Preta com detalhes prateados, cheias de coisas para apertar, de um lado e de
outro, em cima, embaixo.
E
eu pensando: “Esse cara não vai tocar isso nunca! Vai ficar de enfeite na
estante. Vou escolher uma bonita pra, pelo menos, incrementar a decoração da
casa”. Consegui um desconto não muito grande, mas que cabia no meu orçamento, e
comprei, me convencendo de que mesmo como enfeite, seria uma boa ideia. Ao
todo, foram uns três meses de estudos técnicos e econômicos até o dia da
compra.
No
dia do seu aniversário, levei escondido no carro até a casa da minha avó, subi
correndo quando ele estava distraído e deixei embaixo da cama dela. Cantamos
parabéns, ele recebeu alguns outros presentes, e eu tenso para entregar logo o
meu, sem saber se ele ia gostar, se ele ainda queria ter uma clarineta, e se
aquele troço seria capaz de produzir algum som digno do preço.
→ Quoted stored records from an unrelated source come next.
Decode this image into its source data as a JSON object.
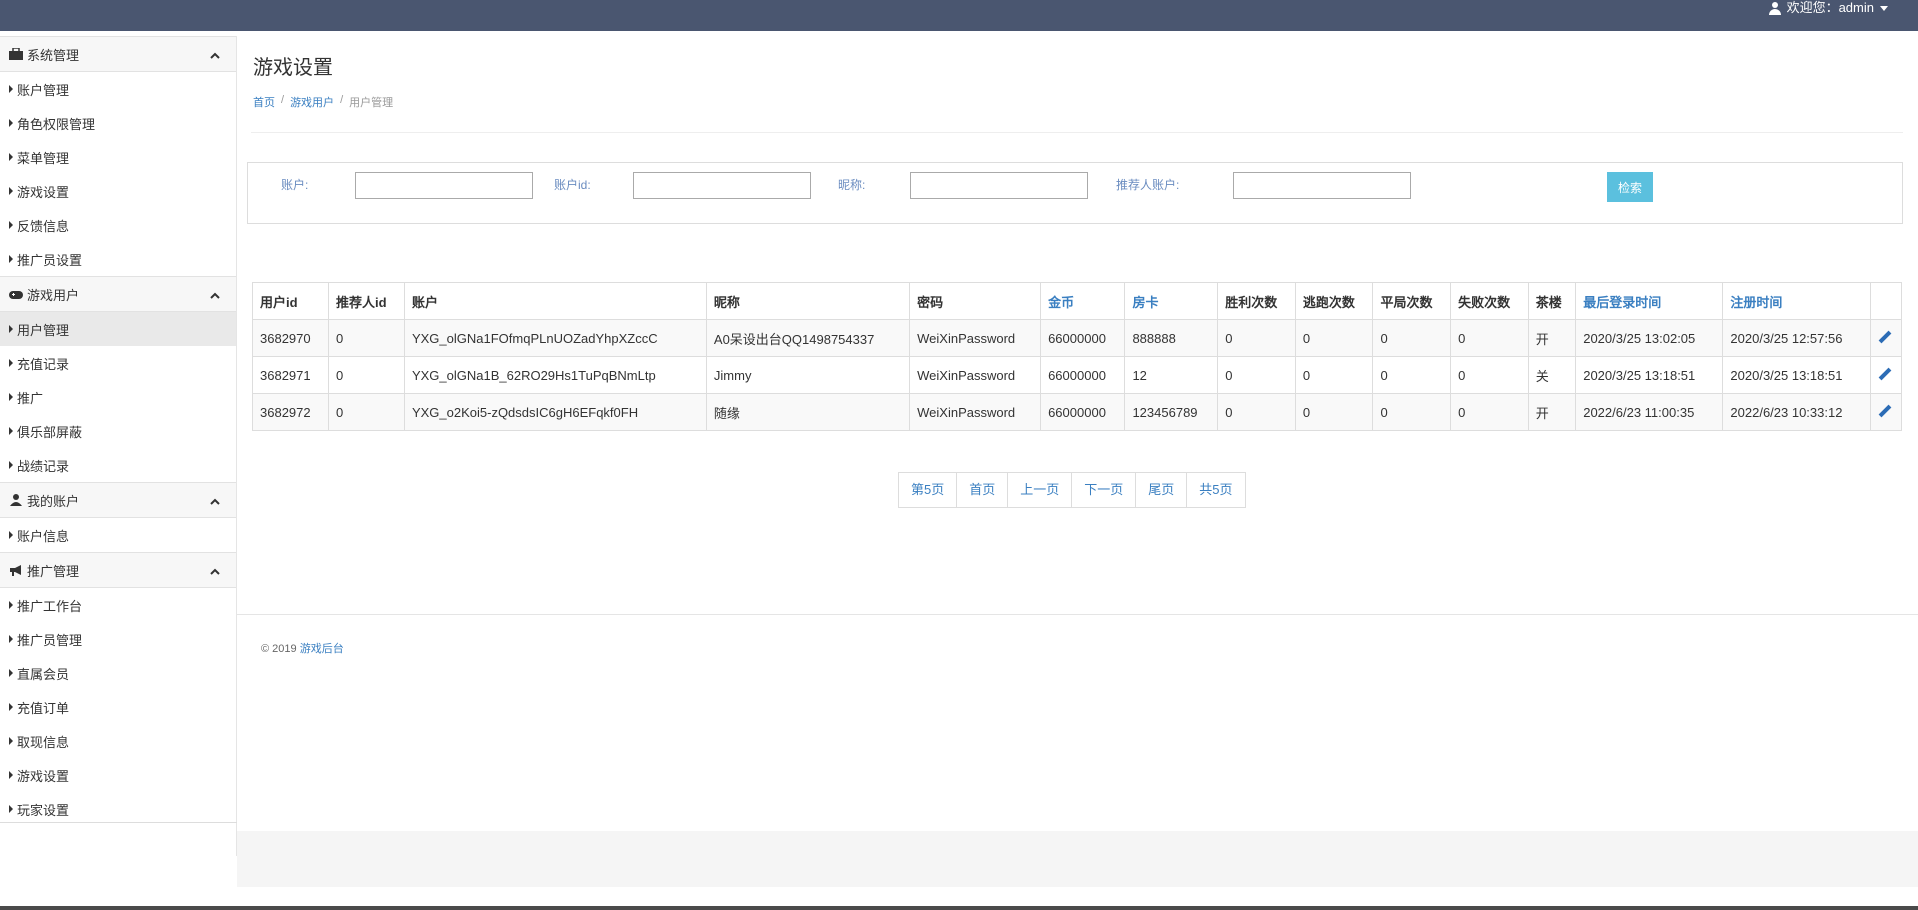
{
  "header": {
    "welcome": "欢迎您：admin"
  },
  "sidebar": {
    "groups": [
      {
        "title": "系统管理",
        "icon": "briefcase-icon",
        "items": [
          "账户管理",
          "角色权限管理",
          "菜单管理",
          "游戏设置",
          "反馈信息",
          "推广员设置"
        ]
      },
      {
        "title": "游戏用户",
        "icon": "gamepad-icon",
        "items": [
          "用户管理",
          "充值记录",
          "推广",
          "俱乐部屏蔽",
          "战绩记录"
        ]
      },
      {
        "title": "我的账户",
        "icon": "user-icon",
        "items": [
          "账户信息"
        ]
      },
      {
        "title": "推广管理",
        "icon": "bullhorn-icon",
        "items": [
          "推广工作台",
          "推广员管理",
          "直属会员",
          "充值订单",
          "取现信息",
          "游戏设置",
          "玩家设置"
        ]
      }
    ],
    "active_item": "用户管理"
  },
  "page": {
    "title": "游戏设置",
    "breadcrumb": [
      "首页",
      "游戏用户",
      "用户管理"
    ],
    "breadcrumb_sep": "/"
  },
  "search": {
    "account_label": "账户:",
    "account_id_label": "账户id:",
    "nickname_label": "昵称:",
    "referrer_label": "推荐人账户:",
    "button": "检索"
  },
  "table": {
    "columns": [
      "用户id",
      "推荐人id",
      "账户",
      "昵称",
      "密码",
      "金币",
      "房卡",
      "胜利次数",
      "逃跑次数",
      "平局次数",
      "失败次数",
      "茶楼",
      "最后登录时间",
      "注册时间",
      ""
    ],
    "rows": [
      [
        "3682970",
        "0",
        "YXG_olGNa1FOfmqPLnUOZadYhpXZccC",
        "A0呆设出台QQ1498754337",
        "WeiXinPassword",
        "66000000",
        "888888",
        "0",
        "0",
        "0",
        "0",
        "开",
        "2020/3/25 13:02:05",
        "2020/3/25 12:57:56"
      ],
      [
        "3682971",
        "0",
        "YXG_olGNa1B_62RO29Hs1TuPqBNmLtp",
        "Jimmy",
        "WeiXinPassword",
        "66000000",
        "12",
        "0",
        "0",
        "0",
        "0",
        "关",
        "2020/3/25 13:18:51",
        "2020/3/25 13:18:51"
      ],
      [
        "3682972",
        "0",
        "YXG_o2Koi5-zQdsdsIC6gH6EFqkf0FH",
        "随缘",
        "WeiXinPassword",
        "66000000",
        "123456789",
        "0",
        "0",
        "0",
        "0",
        "开",
        "2022/6/23 11:00:35",
        "2022/6/23 10:33:12"
      ]
    ]
  },
  "pagination": [
    "第5页",
    "首页",
    "上一页",
    "下一页",
    "尾页",
    "共5页"
  ],
  "footer": {
    "copyright": "© 2019",
    "link": "游戏后台"
  },
  "colors": {
    "topbar": "#4a5670",
    "link": "#3a7fc1",
    "search_button": "#5bc0de",
    "edit_icon": "#2c6cb5"
  }
}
Levantei, pedi a
atenção de todos para um pronunciamento que iria fazer. Contei a história, sem
dizer do que se tratava, e ele sem entender nada! Nem da história que eu
contei, e muito menos do que tinha naquela caixa.
- É
uma caixa de sapatos - disse o meu avô.
- É
uma câmera fotográfica - arriscou a minha avó.
Coloquei
a caixa em cima da mesa e lá foi ele abrir. Demorou longos segundos até ele se
dar conta do que era. Ele só conseguia olhar para mim, para a clarineta, para
todo mundo em volta, balançar a cabeça negativamente, sem acreditar e repetir:
- Tu
é maluco, Deco! Tu é maluco! Esse cara é maluco! Mãe, esse cara é maluco!
Essa
sequência de movimentos e frases se repetiu por alguns muitos minutos, não
necessariamente nesta ordem.
O
fato é que, após a tentativa frustrada de, pasmem, apenas montar a clarineta
(tinha que vir com um técnico do Pronatec pra montar aquela bosta!), e a mais
frustrada ainda de tentar tocá-la imediatamente após tirá-la da caixa, alguns
dias depois ele já conseguia tirar algumas notas, e depois de algumas semanas
algumas músicas, e depois mais algumas. E assim foi.
Hoje
em dia, ela já faz parte da família, juntamente com os violões (os que ele me
roubou de lá e os que eu roubei de cá), guitarras e os pianos. E sempre que ele
me diz que está tocando ou que tirou alguma música nova, eu lembro dessa
história e penso que valeu a pena a pesquisa, o investimento e essa maluquice
toda.
Até
porque, se bem conheço, até hoje ele não teria comprado clarineta nenhuma.
Ah,
mas não teria mesmo!
Texto
de autoria de André Caridade Loureiro, o Deco, meu filho.